Indexing on S3: Signature Version 4 support?

Hello,

I have a question about Druid on S3. I am trying to run a batch indexing job, but it is failing to write data to my bucket with following error message:
java.lang.Exception: org.apache.hadoop.fs.s3.S3Exception: org.jets3t.service.S3ServiceException: Request Error: Failed to automatically set required header “x-amz-content-sha256” for request with entity org.jets3t.service.impl.rest.httpclient.RepeatableRequestEntity@57635fb5

I think the problem might be related to S3 signature version, because my S3 bucket only supports signature version 4.
Is there a setting in Druid to specify which S3 signature version to use?

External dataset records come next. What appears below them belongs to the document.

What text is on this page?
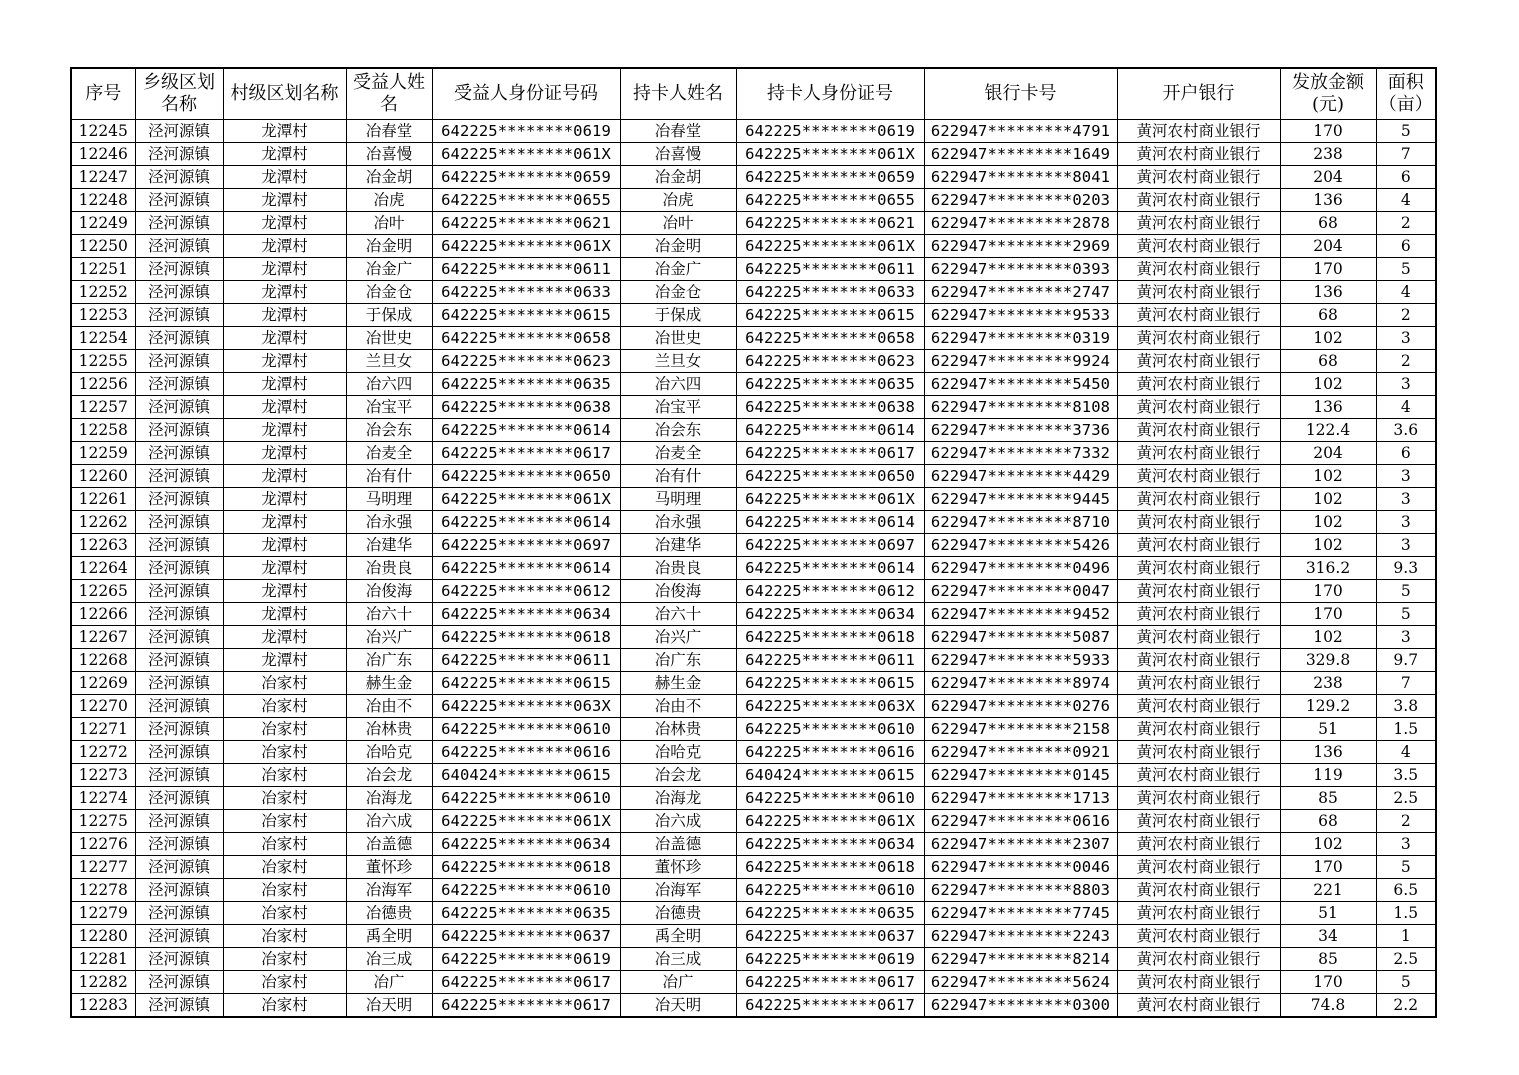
序号	乡级区划名称	村级区划名称	受益人姓名	受益人身份证号码	持卡人姓名	持卡人身份证号	银行卡号	开户银行	发放金额(元)	面积（亩）
12245	泾河源镇	龙潭村	冶春堂	642225********0619	冶春堂	642225********0619	622947*********4791	黄河农村商业银行	170	5
12246	泾河源镇	龙潭村	冶喜慢	642225********061X	冶喜慢	642225********061X	622947*********1649	黄河农村商业银行	238	7
12247	泾河源镇	龙潭村	冶金胡	642225********0659	冶金胡	642225********0659	622947*********8041	黄河农村商业银行	204	6
12248	泾河源镇	龙潭村	冶虎	642225********0655	冶虎	642225********0655	622947*********0203	黄河农村商业银行	136	4
12249	泾河源镇	龙潭村	冶叶	642225********0621	冶叶	642225********0621	622947*********2878	黄河农村商业银行	68	2
12250	泾河源镇	龙潭村	冶金明	642225********061X	冶金明	642225********061X	622947*********2969	黄河农村商业银行	204	6
12251	泾河源镇	龙潭村	冶金广	642225********0611	冶金广	642225********0611	622947*********0393	黄河农村商业银行	170	5
12252	泾河源镇	龙潭村	冶金仓	642225********0633	冶金仓	642225********0633	622947*********2747	黄河农村商业银行	136	4
12253	泾河源镇	龙潭村	于保成	642225********0615	于保成	642225********0615	622947*********9533	黄河农村商业银行	68	2
12254	泾河源镇	龙潭村	冶世史	642225********0658	冶世史	642225********0658	622947*********0319	黄河农村商业银行	102	3
12255	泾河源镇	龙潭村	兰旦女	642225********0623	兰旦女	642225********0623	622947*********9924	黄河农村商业银行	68	2
12256	泾河源镇	龙潭村	冶六四	642225********0635	冶六四	642225********0635	622947*********5450	黄河农村商业银行	102	3
12257	泾河源镇	龙潭村	冶宝平	642225********0638	冶宝平	642225********0638	622947*********8108	黄河农村商业银行	136	4
12258	泾河源镇	龙潭村	冶会东	642225********0614	冶会东	642225********0614	622947*********3736	黄河农村商业银行	122.4	3.6
12259	泾河源镇	龙潭村	冶麦全	642225********0617	冶麦全	642225********0617	622947*********7332	黄河农村商业银行	204	6
12260	泾河源镇	龙潭村	冶有什	642225********0650	冶有什	642225********0650	622947*********4429	黄河农村商业银行	102	3
12261	泾河源镇	龙潭村	马明理	642225********061X	马明理	642225********061X	622947*********9445	黄河农村商业银行	102	3
12262	泾河源镇	龙潭村	冶永强	642225********0614	冶永强	642225********0614	622947*********8710	黄河农村商业银行	102	3
12263	泾河源镇	龙潭村	冶建华	642225********0697	冶建华	642225********0697	622947*********5426	黄河农村商业银行	102	3
12264	泾河源镇	龙潭村	冶贵良	642225********0614	冶贵良	642225********0614	622947*********0496	黄河农村商业银行	316.2	9.3
12265	泾河源镇	龙潭村	冶俊海	642225********0612	冶俊海	642225********0612	622947*********0047	黄河农村商业银行	170	5
12266	泾河源镇	龙潭村	冶六十	642225********0634	冶六十	642225********0634	622947*********9452	黄河农村商业银行	170	5
12267	泾河源镇	龙潭村	冶兴广	642225********0618	冶兴广	642225********0618	622947*********5087	黄河农村商业银行	102	3
12268	泾河源镇	龙潭村	冶广东	642225********0611	冶广东	642225********0611	622947*********5933	黄河农村商业银行	329.8	9.7
12269	泾河源镇	冶家村	赫生金	642225********0615	赫生金	642225********0615	622947*********8974	黄河农村商业银行	238	7
12270	泾河源镇	冶家村	冶由不	642225********063X	冶由不	642225********063X	622947*********0276	黄河农村商业银行	129.2	3.8
12271	泾河源镇	冶家村	冶林贵	642225********0610	冶林贵	642225********0610	622947*********2158	黄河农村商业银行	51	1.5
12272	泾河源镇	冶家村	冶哈克	642225********0616	冶哈克	642225********0616	622947*********0921	黄河农村商业银行	136	4
12273	泾河源镇	冶家村	冶会龙	640424********0615	冶会龙	640424********0615	622947*********0145	黄河农村商业银行	119	3.5
12274	泾河源镇	冶家村	冶海龙	642225********0610	冶海龙	642225********0610	622947*********1713	黄河农村商业银行	85	2.5
12275	泾河源镇	冶家村	冶六成	642225********061X	冶六成	642225********061X	622947*********0616	黄河农村商业银行	68	2
12276	泾河源镇	冶家村	冶盖德	642225********0634	冶盖德	642225********0634	622947*********2307	黄河农村商业银行	102	3
12277	泾河源镇	冶家村	董怀珍	642225********0618	董怀珍	642225********0618	622947*********0046	黄河农村商业银行	170	5
12278	泾河源镇	冶家村	冶海军	642225********0610	冶海军	642225********0610	622947*********8803	黄河农村商业银行	221	6.5
12279	泾河源镇	冶家村	冶德贵	642225********0635	冶德贵	642225********0635	622947*********7745	黄河农村商业银行	51	1.5
12280	泾河源镇	冶家村	禹全明	642225********0637	禹全明	642225********0637	622947*********2243	黄河农村商业银行	34	1
12281	泾河源镇	冶家村	冶三成	642225********0619	冶三成	642225********0619	622947*********8214	黄河农村商业银行	85	2.5
12282	泾河源镇	冶家村	冶广	642225********0617	冶广	642225********0617	622947*********5624	黄河农村商业银行	170	5
12283	泾河源镇	冶家村	冶天明	642225********0617	冶天明	642225********0617	622947*********0300	黄河农村商业银行	74.8	2.2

For reference, I am using druid version 0.9.0 and here is the relevant S3 configuration settings of my setup:

  • in druid-0.9.0/conf/druid/_common/common.runtime.properties:
    druid.extensions.loadList=[“druid-s3-extensions”]

    druid.storage.type=s3
    druid.storage.bucket=<MY_BUCKET>
    druid.storage.baseKey=druid/segments
    druid.s3.accessKey=<MY_ACCESS_KEY>
    druid.s3.secretKey=<MY_SECRET_KEY>

    druid.indexer.logs.type=s3
    druid.indexer.logs.s3Bucket=<MY_BUCKET>
    druid.indexer.logs.s3Prefix=druid/indexing-logs

  • in my index.json file, I added following job properties:
    “jobProperties” : {
    “fs.s3.awsAccessKeyId” : “MY_ACCESS_KEY”,
    “fs.s3.awsSecretAccessKey” : “MY_SECRET_KEY”,
    “fs.s3.impl” : “org.apache.hadoop.fs.s3native.NativeS3FileSystem”,
    “fs.s3n.awsAccessKeyId” : “MY_ACCESS_KEY”,
    “fs.s3n.awsSecretAccessKey” : “MY_SECRET_KEY”,
    “fs.s3n.impl” : “org.apache.hadoop.fs.s3native.NativeS3FileSystem”,
    “io.compression.codecs” : “org.apache.hadoop.io.compress.GzipCodec,org.apache.hadoop.io.compress.DefaultCodec,org.apache.hadoop.io.compress.BZip2Codec,org.apache.hadoop.io.compress.SnappyCodec”
    }

Let me know if you need any other info.

Thanks in advance for the help!

Isabelle

I think we need to update our version of jets3t in Druid

It looks like this was fixed in http://www.jets3t.org/RELEASE_NOTES.html

Do you mind submitting a PR that updates jets3t?

Hi Fangjin,

It looks like you guys are already on the latest version for jets3t 0.9.4, doesn’t it?

Thanks,

Isabelle

Hopefully an update to jets3t won’t upset hadoop/spark indexers too much

One thing to note is that the indexing logs are loaded to my S3 bucket without issue.
What is the difference between the logs push to S3 vs. the index push to S3? Do they both use jets3t library?

Thanks,

Isabelle

Hmm, there should be no difference as they are using the same version of jets3t.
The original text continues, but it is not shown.